The provisions added in 1989 by House Bill No. 728 have been highlighted above by underlining.

From the information you provided with your opinion request, we understand the first situation involves a house which is located on property adjoining the taxpayer's property but whose value was included in the assessed valuation of the taxpayer's property. The second situation involves a farm which consists of substantially fewer acres than what the assessor thought when the assessor valued the property.

Section 139.031.5 provides for a tax refund for taxes which have been mistakenly or erroneously paid or a tax credit for taxes which have been mistakenly or erroneously levied. If the overpaid taxes cannot be construed to be mistakenly or erroneously paid or levied, Section 139.031.5 is not applicable.

While there have been several cases in Missouri which have attempted to define what constitutes taxes which have been mistakenly or erroneously paid, there is no Missouri case law which defines the phrase "mistakenly or erroneously levied" as used in Section 139.031.5. In the most recent case which interpreted "mistakenly or erroneously paid" in Section139.031.5 prior to the 1989 amendment, the Missouri Supreme Court held that a property owner was entitled to a refund of taxes "mistakenly or erroneously paid," where the assessor failed to provide the owner with notice of increased valuation, thus rendering the increase invalid. Crest Communications v.Kuehle, 754 S.W.2d 563 (Mo. banc 1988). This case provides little guidance regarding the situations about which you are concerned.

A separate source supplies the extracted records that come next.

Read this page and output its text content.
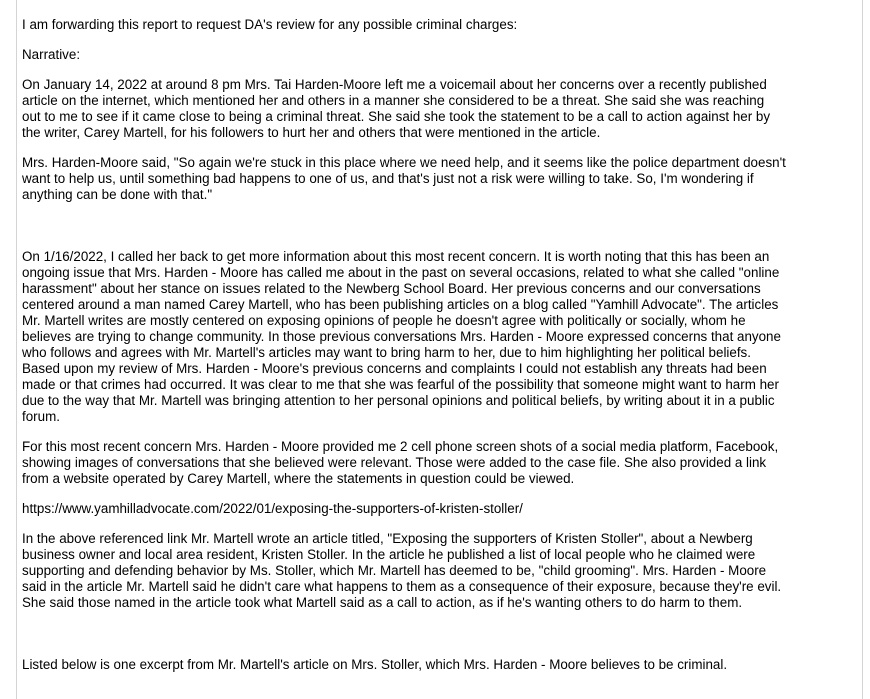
I am forwarding this report to request DA's review for any possible criminal charges:

Narrative:

On January 14, 2022 at around 8 pm Mrs. Tai Harden-Moore left me a voicemail about her concerns over a recently published

article on the internet, which mentioned her and others in a manner she considered to be a threat. She said she was reaching

out to me to see if it came close to being a criminal threat. She said she took the statement to be a call to action against her by

the writer, Carey Martell, for his followers to hurt her and others that were mentioned in the article.

Mrs. Harden-Moore said, "So again we're stuck in this place where we need help, and it seems like the police department doesn't

want to help us, until something bad happens to one of us, and that's just not a risk were willing to take. So, I'm wondering if

anything can be done with that."

On 1/16/2022, I called her back to get more information about this most recent concern. It is worth noting that this has been an

ongoing issue that Mrs. Harden - Moore has called me about in the past on several occasions, related to what she called "online

harassment" about her stance on issues related to the Newberg School Board. Her previous concerns and our conversations

centered around a man named Carey Martell, who has been publishing articles on a blog called "Yamhill Advocate". The articles

Mr. Martell writes are mostly centered on exposing opinions of people he doesn't agree with politically or socially, whom he

believes are trying to change community. In those previous conversations Mrs. Harden - Moore expressed concerns that anyone

who follows and agrees with Mr. Martell's articles may want to bring harm to her, due to him highlighting her political beliefs.

Based upon my review of Mrs. Harden - Moore's previous concerns and complaints I could not establish any threats had been

made or that crimes had occurred. It was clear to me that she was fearful of the possibility that someone might want to harm her

due to the way that Mr. Martell was bringing attention to her personal opinions and political beliefs, by writing about it in a public

forum.

For this most recent concern Mrs. Harden - Moore provided me 2 cell phone screen shots of a social media platform, Facebook,

showing images of conversations that she believed were relevant. Those were added to the case file. She also provided a link

from a website operated by Carey Martell, where the statements in question could be viewed.

https://www.yamhilladvocate.com/2022/01/exposing-the-supporters-of-kristen-stoller/

In the above referenced link Mr. Martell wrote an article titled, "Exposing the supporters of Kristen Stoller", about a Newberg

business owner and local area resident, Kristen Stoller. In the article he published a list of local people who he claimed were

supporting and defending behavior by Ms. Stoller, which Mr. Martell has deemed to be, "child grooming". Mrs. Harden - Moore

said in the article Mr. Martell said he didn't care what happens to them as a consequence of their exposure, because they're evil.

She said those named in the article took what Martell said as a call to action, as if he's wanting others to do harm to them.

Listed below is one excerpt from Mr. Martell's article on Mrs. Stoller, which Mrs. Harden - Moore believes to be criminal.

Since there is no case law which has interpreted the meaning of "mistakenly or erroneously levied," the rules of statutory interpretation should be followed. "The primary rule of statutory construction is to ascertain the intent of the legislature from language used, to give effect to that intent, if possible, and to consider words used in their plain and ordinary meaning." Wolff Shoe Company v. Director ofRevenue, 762 S.W.2d 29, 31 (Mo. banc 1988). The plain and ordinary meaning of the words which constitute the phrase "mistakenly or erroneously levied" can be derived from Black'sLaw Dictionary 487, 816, 903 (5th ed. 1979).

Error. A mistaken judgment or incorrect belief as to the existence or effect of matters of fact . . . . (Emphasis added.)

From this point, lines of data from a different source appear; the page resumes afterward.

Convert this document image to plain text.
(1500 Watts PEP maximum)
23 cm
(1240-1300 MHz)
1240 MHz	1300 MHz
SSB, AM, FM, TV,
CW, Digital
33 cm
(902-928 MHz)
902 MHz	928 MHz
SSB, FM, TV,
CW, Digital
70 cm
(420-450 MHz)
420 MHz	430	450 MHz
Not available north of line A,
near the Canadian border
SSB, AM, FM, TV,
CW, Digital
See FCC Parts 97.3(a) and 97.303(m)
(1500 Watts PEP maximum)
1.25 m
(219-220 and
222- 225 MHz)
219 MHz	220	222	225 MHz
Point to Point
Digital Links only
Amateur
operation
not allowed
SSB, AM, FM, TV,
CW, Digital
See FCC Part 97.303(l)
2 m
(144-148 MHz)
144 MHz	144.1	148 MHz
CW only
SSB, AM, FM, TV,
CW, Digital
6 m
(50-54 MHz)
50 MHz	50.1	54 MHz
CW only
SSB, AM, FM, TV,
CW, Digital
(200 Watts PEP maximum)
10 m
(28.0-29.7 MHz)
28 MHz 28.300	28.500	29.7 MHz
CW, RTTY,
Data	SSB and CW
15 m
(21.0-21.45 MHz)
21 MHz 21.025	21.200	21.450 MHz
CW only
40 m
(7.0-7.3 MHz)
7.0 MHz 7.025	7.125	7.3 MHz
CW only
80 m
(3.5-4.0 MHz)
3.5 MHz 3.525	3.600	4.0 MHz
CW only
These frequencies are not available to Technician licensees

Levy, v. To assess; raise; execute; exact; tax; collect; gather; take up; seize. Thus, to levy (assess, exact, raise, or collect) a tax; . . . . (Emphasis added.)

Mistake. Some unintentional act, omission, or error arising from ignorance, surprise, imposition, or misplaced confidence. A mistake exists when a person, under some erroneous conviction of law or fact, does, or omits to do, some act which, but for the erroneous conviction, he would not have done or omitted. It may arise either from unconsciousness, ignorance, forgetfulness, imposition, or misplaced confidence. (Emphasis added.)

With the aid of these definitions, the issue posed can be further refined into the question, was the assessor's assessment of the property in question affected by his/her incorrect belief about the existence or effect of a fact? The answer to that question is yes. The assessor in both factual situations presented was incorrect in his or her belief of the facts; the fact of on whose property a house was located and the fact of how large a piece of property was. These incorrect beliefs of fact caused the assessment to be unduly large; therefore, the taxpayer's tax was "mistakenly or erroneously levied."

If taxes are mistakenly or erroneously levied, and then paid, the taxpayer may apply for a credit against his/her tax liability in the following taxable year. Therefore, in the situations about which you are concerned, the taxpayers are entitled to a credit against their tax liability in the following taxable year.